Uludağ Ekonomi Zirvesi -TÜSİAD Yönetim Kurulu Başkanı Yılmaz: -Türkiye, bu barış sürecini inşallah sağlıklı ve kalıcı bir şekilde tamamlarsa, silahtan, terörden, şiddetten kurtulup uzlaşarak büyük bir toplumsal mutabakatla bir


BURSA (A.A) - Türk Sanayicileri ve İşadamları Derneği (TÜSİAD) Yönetim Kurulu Başkanı Muharrem Yılmaz, Türkiye, bu barış sürecini inşallah sağlıklı ve kalıcı bir şekilde tamamlarsa, silahtan, terörden, şiddetten kurtulup uzlaşarak büyük bir toplumsal mutabakatla bir anayasaya kavuşursa Türkiyeyi kimse tutamaz dedi.

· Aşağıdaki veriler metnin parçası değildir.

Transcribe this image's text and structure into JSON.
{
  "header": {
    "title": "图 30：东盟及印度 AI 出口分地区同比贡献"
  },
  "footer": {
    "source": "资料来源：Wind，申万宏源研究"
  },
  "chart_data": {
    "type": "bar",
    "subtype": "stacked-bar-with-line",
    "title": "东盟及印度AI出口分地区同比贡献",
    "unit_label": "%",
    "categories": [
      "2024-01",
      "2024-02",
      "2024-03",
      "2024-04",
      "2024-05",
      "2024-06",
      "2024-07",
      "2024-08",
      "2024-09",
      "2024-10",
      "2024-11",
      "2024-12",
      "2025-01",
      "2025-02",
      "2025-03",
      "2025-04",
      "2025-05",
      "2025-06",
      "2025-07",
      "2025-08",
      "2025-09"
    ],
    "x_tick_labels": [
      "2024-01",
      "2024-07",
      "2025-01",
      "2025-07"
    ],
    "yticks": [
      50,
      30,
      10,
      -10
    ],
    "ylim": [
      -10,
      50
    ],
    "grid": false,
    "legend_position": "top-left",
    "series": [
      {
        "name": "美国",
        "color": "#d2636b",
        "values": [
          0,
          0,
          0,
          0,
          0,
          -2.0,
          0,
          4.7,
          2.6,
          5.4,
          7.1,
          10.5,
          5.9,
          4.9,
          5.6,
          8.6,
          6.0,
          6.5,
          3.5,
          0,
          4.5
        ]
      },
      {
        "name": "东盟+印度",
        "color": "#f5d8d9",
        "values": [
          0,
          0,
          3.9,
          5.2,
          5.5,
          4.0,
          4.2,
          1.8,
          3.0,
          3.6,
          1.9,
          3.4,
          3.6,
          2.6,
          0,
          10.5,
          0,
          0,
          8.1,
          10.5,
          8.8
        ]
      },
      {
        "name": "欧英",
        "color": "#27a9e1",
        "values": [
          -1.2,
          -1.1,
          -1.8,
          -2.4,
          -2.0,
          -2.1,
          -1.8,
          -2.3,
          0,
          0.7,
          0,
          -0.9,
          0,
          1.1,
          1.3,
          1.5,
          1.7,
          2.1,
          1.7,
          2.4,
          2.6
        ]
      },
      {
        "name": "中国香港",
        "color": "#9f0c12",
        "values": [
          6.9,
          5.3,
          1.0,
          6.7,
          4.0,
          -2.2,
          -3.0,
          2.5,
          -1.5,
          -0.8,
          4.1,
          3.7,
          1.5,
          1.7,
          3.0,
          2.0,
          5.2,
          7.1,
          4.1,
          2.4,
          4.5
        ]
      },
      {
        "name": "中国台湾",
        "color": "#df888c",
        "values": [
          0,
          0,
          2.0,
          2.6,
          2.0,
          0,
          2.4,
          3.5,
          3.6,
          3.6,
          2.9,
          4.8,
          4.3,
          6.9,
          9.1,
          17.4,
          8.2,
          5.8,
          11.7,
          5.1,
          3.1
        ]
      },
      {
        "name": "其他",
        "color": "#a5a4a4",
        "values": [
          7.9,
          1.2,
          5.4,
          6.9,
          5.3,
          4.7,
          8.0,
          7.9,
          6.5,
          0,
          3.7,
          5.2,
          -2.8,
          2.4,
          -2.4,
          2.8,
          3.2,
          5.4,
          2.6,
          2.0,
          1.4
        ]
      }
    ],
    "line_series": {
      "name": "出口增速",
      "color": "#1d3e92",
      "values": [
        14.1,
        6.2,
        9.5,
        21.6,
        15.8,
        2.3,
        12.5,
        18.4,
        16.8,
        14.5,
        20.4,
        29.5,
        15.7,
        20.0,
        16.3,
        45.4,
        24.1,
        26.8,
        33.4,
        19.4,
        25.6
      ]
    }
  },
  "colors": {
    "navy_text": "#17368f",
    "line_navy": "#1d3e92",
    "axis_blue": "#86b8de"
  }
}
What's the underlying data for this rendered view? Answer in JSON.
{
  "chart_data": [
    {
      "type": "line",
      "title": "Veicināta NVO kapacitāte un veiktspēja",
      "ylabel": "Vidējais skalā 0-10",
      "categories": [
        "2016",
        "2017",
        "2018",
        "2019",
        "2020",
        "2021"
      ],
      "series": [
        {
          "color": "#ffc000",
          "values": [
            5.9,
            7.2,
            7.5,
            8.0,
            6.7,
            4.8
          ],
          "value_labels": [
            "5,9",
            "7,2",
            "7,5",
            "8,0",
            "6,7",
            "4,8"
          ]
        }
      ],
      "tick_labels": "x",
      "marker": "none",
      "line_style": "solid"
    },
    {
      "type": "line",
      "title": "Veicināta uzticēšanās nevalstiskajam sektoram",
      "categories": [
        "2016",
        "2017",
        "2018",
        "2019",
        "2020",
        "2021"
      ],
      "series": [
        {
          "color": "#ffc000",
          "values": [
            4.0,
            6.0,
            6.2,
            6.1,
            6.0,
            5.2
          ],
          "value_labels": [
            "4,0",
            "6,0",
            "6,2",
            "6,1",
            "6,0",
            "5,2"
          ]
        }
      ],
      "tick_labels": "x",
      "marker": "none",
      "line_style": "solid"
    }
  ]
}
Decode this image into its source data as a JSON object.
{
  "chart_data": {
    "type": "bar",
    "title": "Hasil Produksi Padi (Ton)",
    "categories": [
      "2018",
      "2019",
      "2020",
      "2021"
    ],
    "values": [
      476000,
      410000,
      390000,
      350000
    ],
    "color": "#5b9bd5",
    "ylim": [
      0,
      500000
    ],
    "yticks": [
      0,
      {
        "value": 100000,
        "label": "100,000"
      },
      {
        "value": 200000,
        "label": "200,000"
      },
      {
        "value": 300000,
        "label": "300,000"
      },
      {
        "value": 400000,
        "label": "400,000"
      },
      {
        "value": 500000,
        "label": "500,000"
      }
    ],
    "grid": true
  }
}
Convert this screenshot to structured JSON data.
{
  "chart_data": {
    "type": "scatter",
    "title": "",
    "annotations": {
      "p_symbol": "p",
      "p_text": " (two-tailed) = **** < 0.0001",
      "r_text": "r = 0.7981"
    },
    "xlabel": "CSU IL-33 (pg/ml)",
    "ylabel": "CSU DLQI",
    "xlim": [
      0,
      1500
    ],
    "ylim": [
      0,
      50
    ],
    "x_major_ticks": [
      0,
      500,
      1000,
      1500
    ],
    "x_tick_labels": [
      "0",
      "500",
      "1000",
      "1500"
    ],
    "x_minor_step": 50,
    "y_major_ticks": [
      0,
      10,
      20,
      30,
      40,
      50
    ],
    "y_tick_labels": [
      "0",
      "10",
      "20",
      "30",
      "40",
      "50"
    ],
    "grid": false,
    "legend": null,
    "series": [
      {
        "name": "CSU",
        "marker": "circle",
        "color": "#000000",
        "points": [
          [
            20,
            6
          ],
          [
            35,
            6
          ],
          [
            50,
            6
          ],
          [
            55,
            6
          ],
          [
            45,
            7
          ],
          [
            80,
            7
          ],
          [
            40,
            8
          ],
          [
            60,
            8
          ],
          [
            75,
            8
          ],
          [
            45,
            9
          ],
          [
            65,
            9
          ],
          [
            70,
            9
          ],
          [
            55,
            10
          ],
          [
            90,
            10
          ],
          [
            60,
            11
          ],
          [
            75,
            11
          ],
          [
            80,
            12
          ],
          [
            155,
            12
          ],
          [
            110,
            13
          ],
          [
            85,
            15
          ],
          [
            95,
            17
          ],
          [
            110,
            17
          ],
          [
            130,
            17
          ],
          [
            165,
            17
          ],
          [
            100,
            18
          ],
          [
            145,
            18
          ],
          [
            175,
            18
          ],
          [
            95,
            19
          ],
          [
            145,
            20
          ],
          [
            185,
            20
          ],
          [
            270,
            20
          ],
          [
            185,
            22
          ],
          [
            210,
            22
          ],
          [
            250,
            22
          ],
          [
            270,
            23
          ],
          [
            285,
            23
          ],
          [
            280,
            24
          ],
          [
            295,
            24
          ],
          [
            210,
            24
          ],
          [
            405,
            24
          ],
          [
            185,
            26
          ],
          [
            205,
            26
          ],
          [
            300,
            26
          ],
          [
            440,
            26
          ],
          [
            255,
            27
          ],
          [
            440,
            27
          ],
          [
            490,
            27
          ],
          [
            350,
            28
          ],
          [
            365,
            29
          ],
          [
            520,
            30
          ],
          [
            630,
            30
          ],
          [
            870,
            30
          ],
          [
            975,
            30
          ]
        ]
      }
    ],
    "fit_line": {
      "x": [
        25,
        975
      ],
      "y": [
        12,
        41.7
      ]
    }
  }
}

     Yılmaz, Bursa Valiliği ile Capital ve Ekonomist dergilerinin iş birliğiyle düzenlenen, Anadolu Ajansının ana yayın sponsoru olduğu, Uludağ Ekonomi Zirvesinde Boyner Holding Yönetim Kurulu Üyesi Ümit Boynerin moderatörlüğünde gerçekleşen Yeni Türkiye Yeni Fırsatlar konulu oturumda yaptığı konuşmada, aşağı yukarı dış ticarete dayalı bir ekonomisi olan ülkede bir durum analizi yapmak için önce dünyaya bakmanın gerektiğini belirtti.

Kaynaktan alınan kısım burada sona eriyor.